What This Means for You
The current evidence, taken as a whole, is reassuring for most patients:
- Overall cancer risk appears to decrease with GLP-1 use, likely driven by weight loss, reduced inflammation, and direct metabolic improvements.
- Several specific cancers show clear protection, particularly liver, colorectal, endometrial, and ovarian cancers.
- Thyroid cancer remains a monitored concern, but the absolute risk is small and the evidence is not conclusive. If you have a personal or family history of medullary thyroid cancer or MEN 2, GLP-1 medications are contraindicated.

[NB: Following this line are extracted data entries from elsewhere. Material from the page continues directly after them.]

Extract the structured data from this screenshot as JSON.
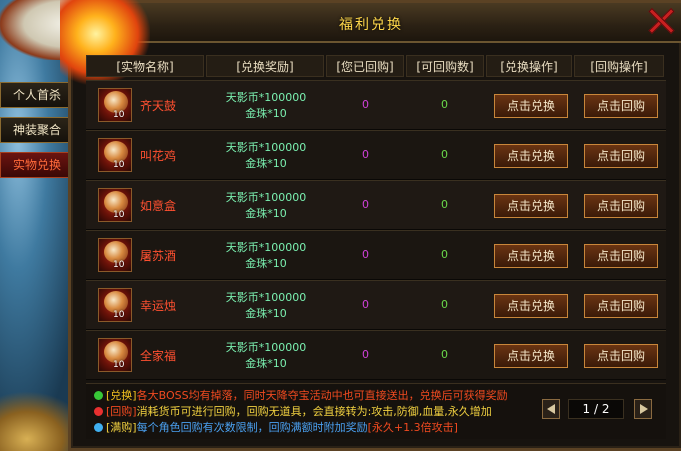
{
  "title": "福利兑换",
  "side_tabs": [
    {
      "label": "个人首杀",
      "active": false
    },
    {
      "label": "神装聚合",
      "active": false
    },
    {
      "label": "实物兑换",
      "active": true
    }
  ],
  "columns": [
    "[实物名称]",
    "[兑换奖励]",
    "[您已回购]",
    "[可回购数]",
    "[兑换操作]",
    "[回购操作]"
  ],
  "rows": [
    {
      "name": "齐天鼓",
      "count": "10",
      "reward_line1": "天影币*100000",
      "reward_line2": "金珠*10",
      "bought": "0",
      "available": "0",
      "exchange": "点击兑换",
      "buyback": "点击回购"
    },
    {
      "name": "叫花鸡",
      "count": "10",
      "reward_line1": "天影币*100000",
      "reward_line2": "金珠*10",
      "bought": "0",
      "available": "0",
      "exchange": "点击兑换",
      "buyback": "点击回购"
    },
    {
      "name": "如意盒",
      "count": "10",
      "reward_line1": "天影币*100000",
      "reward_line2": "金珠*10",
      "bought": "0",
      "available": "0",
      "exchange": "点击兑换",
      "buyback": "点击回购"
    },
    {
      "name": "屠苏酒",
      "count": "10",
      "reward_line1": "天影币*100000",
      "reward_line2": "金珠*10",
      "bought": "0",
      "available": "0",
      "exchange": "点击兑换",
      "buyback": "点击回购"
    },
    {
      "name": "幸运烛",
      "count": "10",
      "reward_line1": "天影币*100000",
      "reward_line2": "金珠*10",
      "bought": "0",
      "available": "0",
      "exchange": "点击兑换",
      "buyback": "点击回购"
    },
    {
      "name": "全家福",
      "count": "10",
      "reward_line1": "天影币*100000",
      "reward_line2": "金珠*10",
      "bought": "0",
      "available": "0",
      "exchange": "点击兑换",
      "buyback": "点击回购"
    }
  ],
  "notes": [
    {
      "tag": "[兑换]",
      "text": "各大BOSS均有掉落，同时天降夺宝活动中也可直接送出，兑换后可获得奖励",
      "dot_color": "#38c838",
      "tag_color": "#f0c020",
      "text_color": "#f04a20"
    },
    {
      "tag": "[回购]",
      "text": "消耗货币可进行回购，回购无道具，会直接转为:攻击,防御,血量,永久增加",
      "dot_color": "#e83030",
      "tag_color": "#f04a20",
      "text_color": "#f0d040"
    },
    {
      "tag": "[满购]",
      "text": "每个角色回购有次数限制，回购满额时附加奖励",
      "extra": "[永久+1.3倍攻击]",
      "dot_color": "#40b0f0",
      "tag_color": "#f0d040",
      "text_color": "#4aa0f0",
      "extra_color": "#f04a20"
    }
  ],
  "pager": {
    "current": "1",
    "separator": "/",
    "total": "2"
  }
}
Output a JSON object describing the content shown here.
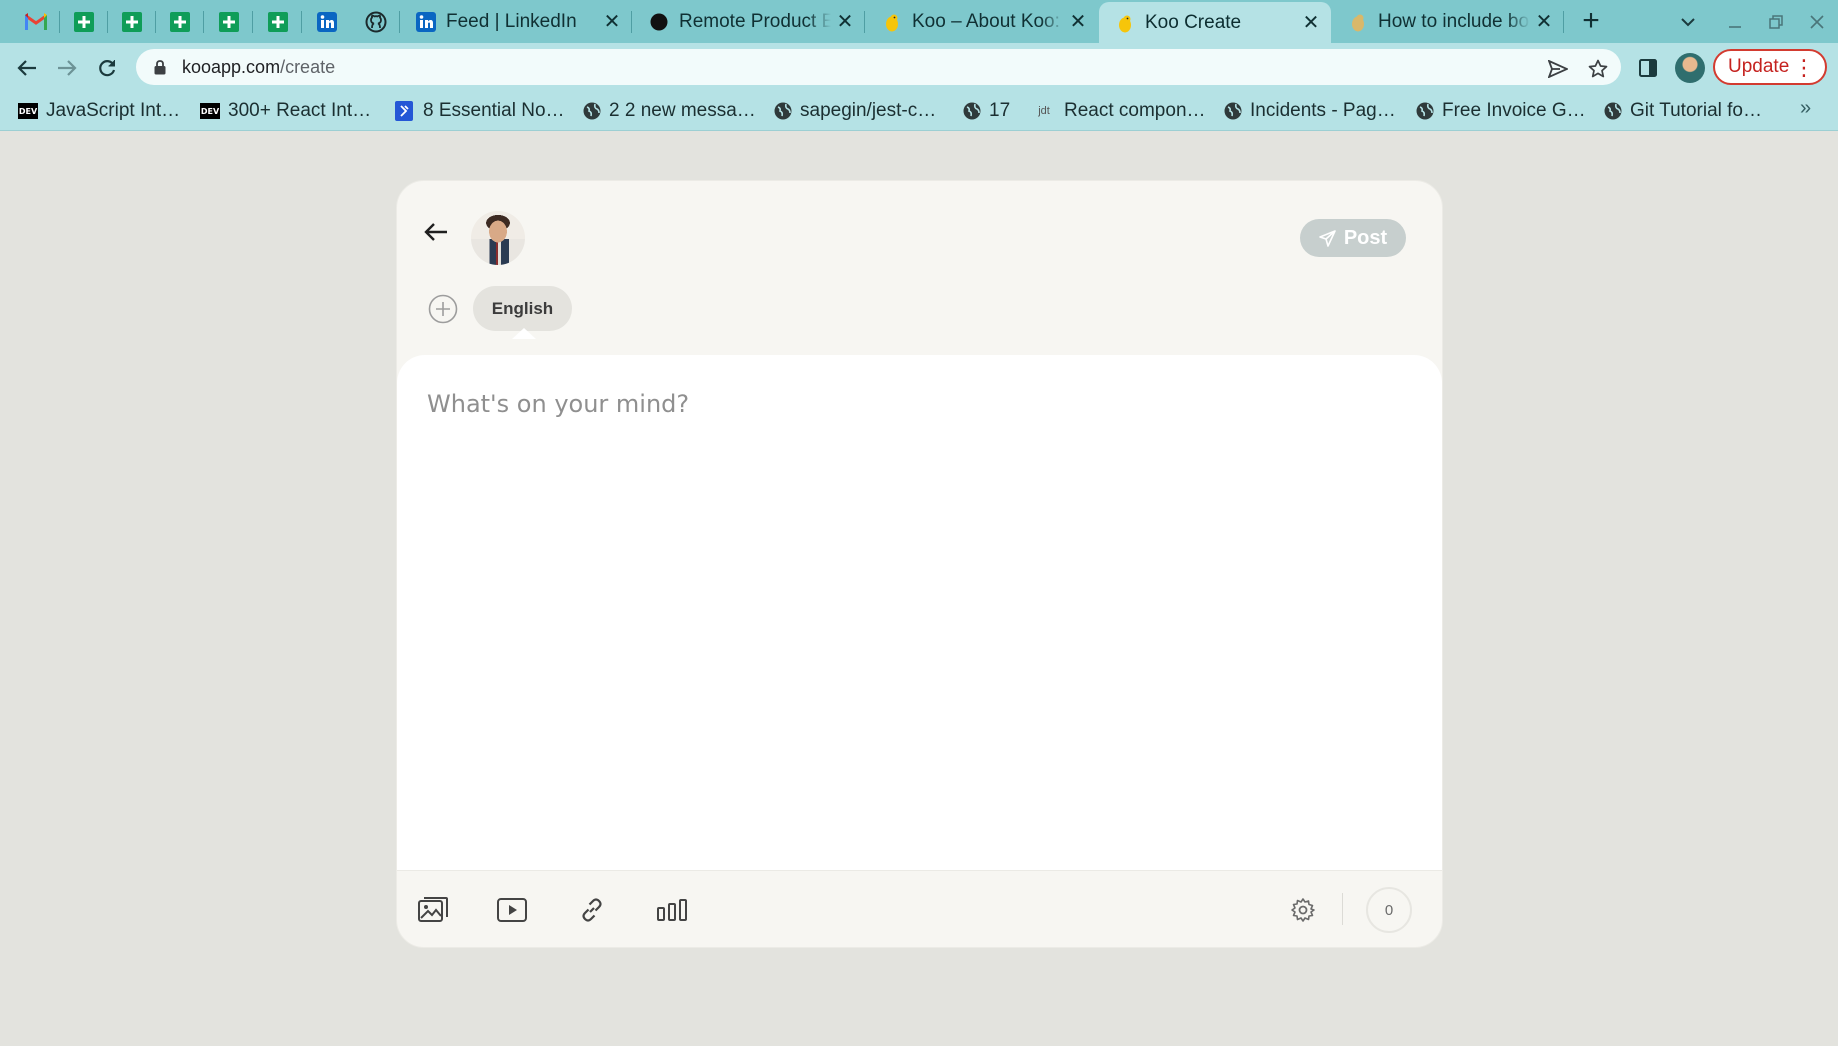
{
  "browser": {
    "pinned_tabs": [
      {
        "icon": "gmail-icon"
      },
      {
        "icon": "google-sheets-icon"
      },
      {
        "icon": "google-sheets-icon"
      },
      {
        "icon": "google-sheets-icon"
      },
      {
        "icon": "google-sheets-icon"
      },
      {
        "icon": "google-sheets-icon"
      },
      {
        "icon": "linkedin-icon"
      },
      {
        "icon": "github-icon"
      }
    ],
    "tabs": [
      {
        "title": "Feed | LinkedIn",
        "icon": "linkedin-icon",
        "active": false
      },
      {
        "title": "Remote Product E",
        "icon": "circle-icon",
        "active": false
      },
      {
        "title": "Koo – About Koo:",
        "icon": "koo-icon",
        "active": false
      },
      {
        "title": "Koo Create",
        "icon": "koo-icon",
        "active": true
      },
      {
        "title": "How to include bo",
        "icon": "koo-icon",
        "active": false
      }
    ],
    "new_tab_symbol": "+",
    "close_symbol": "✕",
    "url_host": "kooapp.com",
    "url_path": "/create",
    "update_label": "Update",
    "bookmarks": [
      {
        "label": "JavaScript Int…",
        "icon": "dev-icon"
      },
      {
        "label": "300+ React Int…",
        "icon": "dev-icon"
      },
      {
        "label": "8 Essential No…",
        "icon": "bookmark-blue-icon"
      },
      {
        "label": "2 2 new messa…",
        "icon": "globe-icon"
      },
      {
        "label": "sapegin/jest-c…",
        "icon": "globe-icon"
      },
      {
        "label": "17",
        "icon": "globe-icon"
      },
      {
        "label": "React compon…",
        "icon": "jdt-icon"
      },
      {
        "label": "Incidents - Pag…",
        "icon": "globe-icon"
      },
      {
        "label": "Free Invoice G…",
        "icon": "globe-icon"
      },
      {
        "label": "Git Tutorial fo…",
        "icon": "globe-icon"
      }
    ],
    "bookmarks_overflow": "»",
    "dev_badge": "DEV",
    "jdt_badge": "jdt"
  },
  "composer": {
    "post_label": "Post",
    "language_label": "English",
    "placeholder": "What's on your mind?",
    "char_count": "0",
    "toolbar_icons": [
      "image-gallery-icon",
      "video-icon",
      "link-icon",
      "poll-icon"
    ],
    "settings_icon": "gear-icon"
  },
  "colors": {
    "tab_strip": "#7ec8cc",
    "toolbar": "#b5e2e5",
    "page_bg": "#e3e3de",
    "card_bg": "#f7f6f2",
    "post_button": "#c7cfce",
    "update_border": "#d33b30"
  }
}
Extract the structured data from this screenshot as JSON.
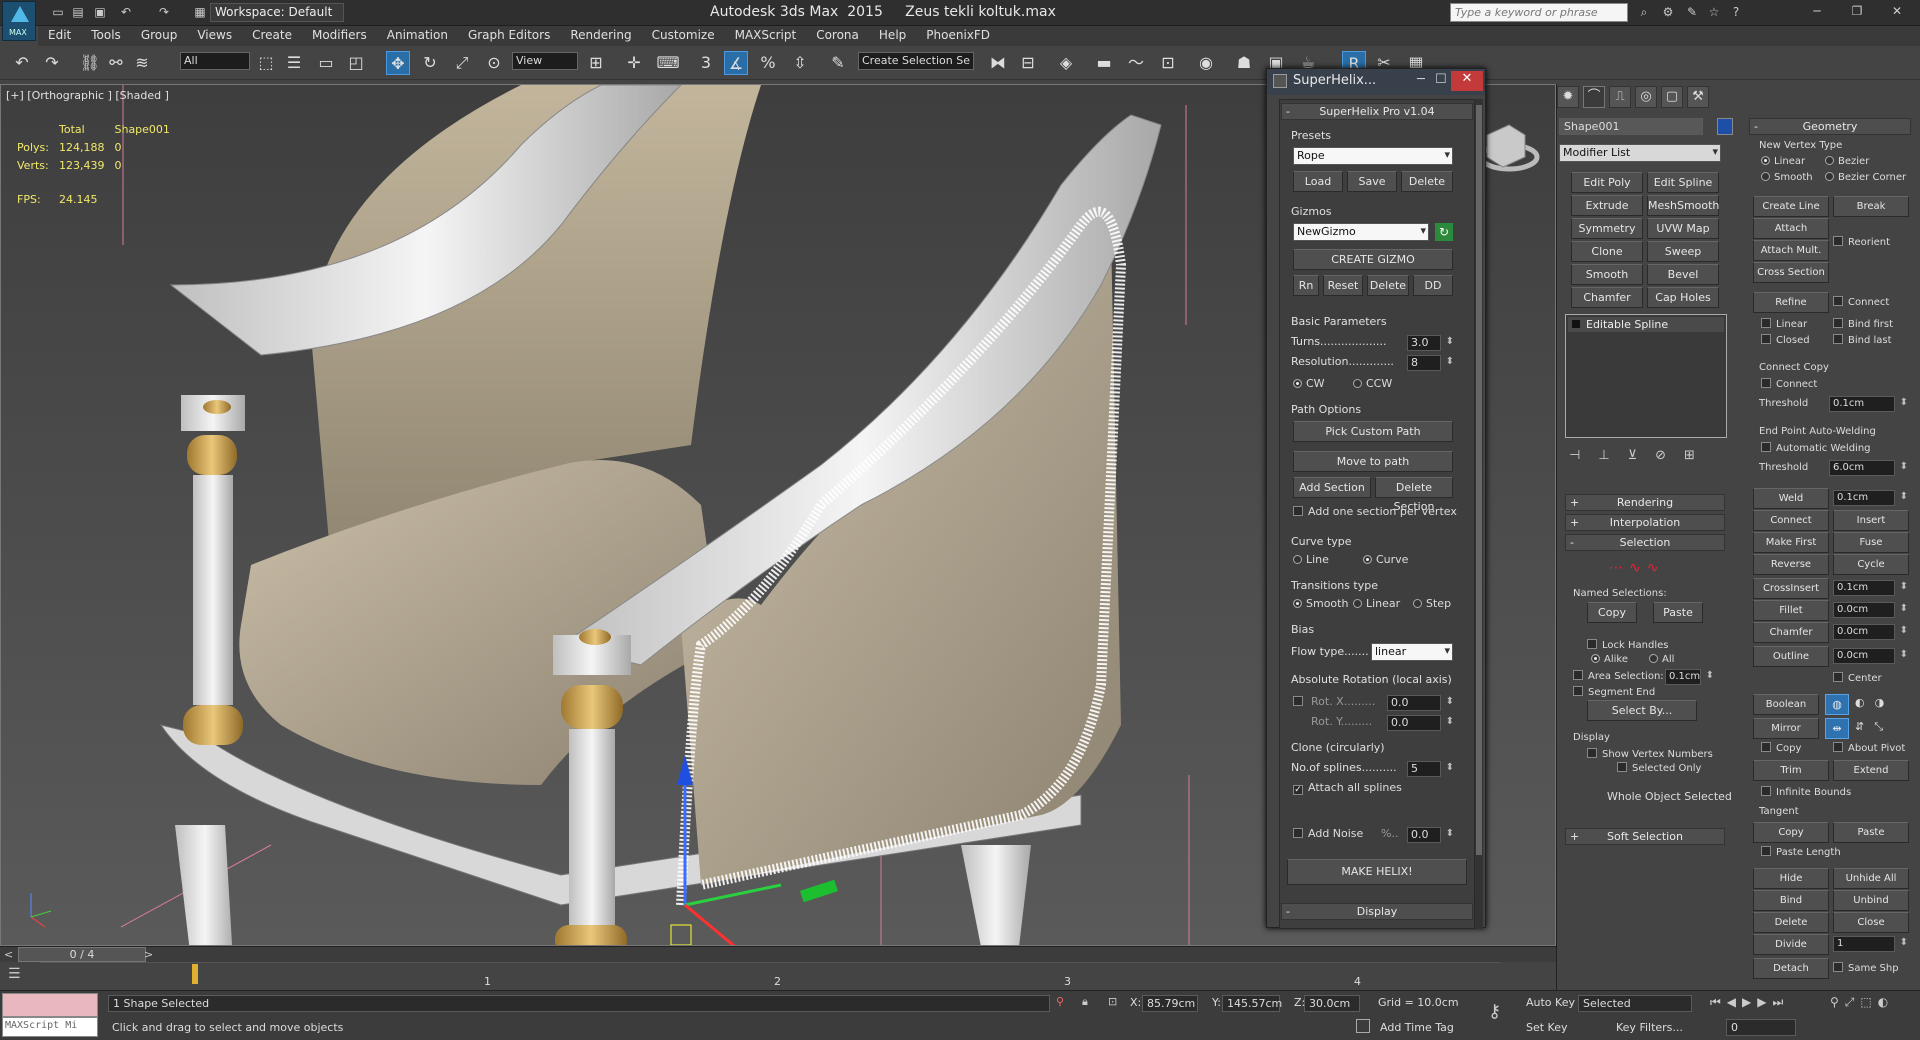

- Continue standard cancer screenings as recommended by your physician. GLP-1 medications do not replace or modify standard screening guidelines.
As with all medications, the decision to use a GLP-1 involves weighing benefits against risks in your specific clinical context. For the vast majority of patients, the cardiovascular, metabolic, and weight-loss benefits far outweigh the currently identified cancer-related risks. Discuss any concerns with your healthcare provider.
Sources
- Dai H, et al. “GLP-1 Receptor Agonists and Cancer Risk in Adults With Obesity.” JAMA Oncology. 2025;11(10):1186-1193.
- Silverii GA, et al. “GLP-1 receptor agonists and the risk for cancer: A meta-analysis of randomized controlled trials.” Diabetes Obes Metab. 2025;27(8):4454-4468.
- Vilsbøll T, et al. “Assessment of thyroid cancer risk associated with GLP-1RA use.” Diabetes Obes Metab. 2026.
- JCI Review. “GLP-1 receptor agonists and cancer: current clinical evidence.” 2025.
- Pasta A, et al. Meta-analysis of GLP-1RA and hepatocellular carcinoma risk. Multiple studies.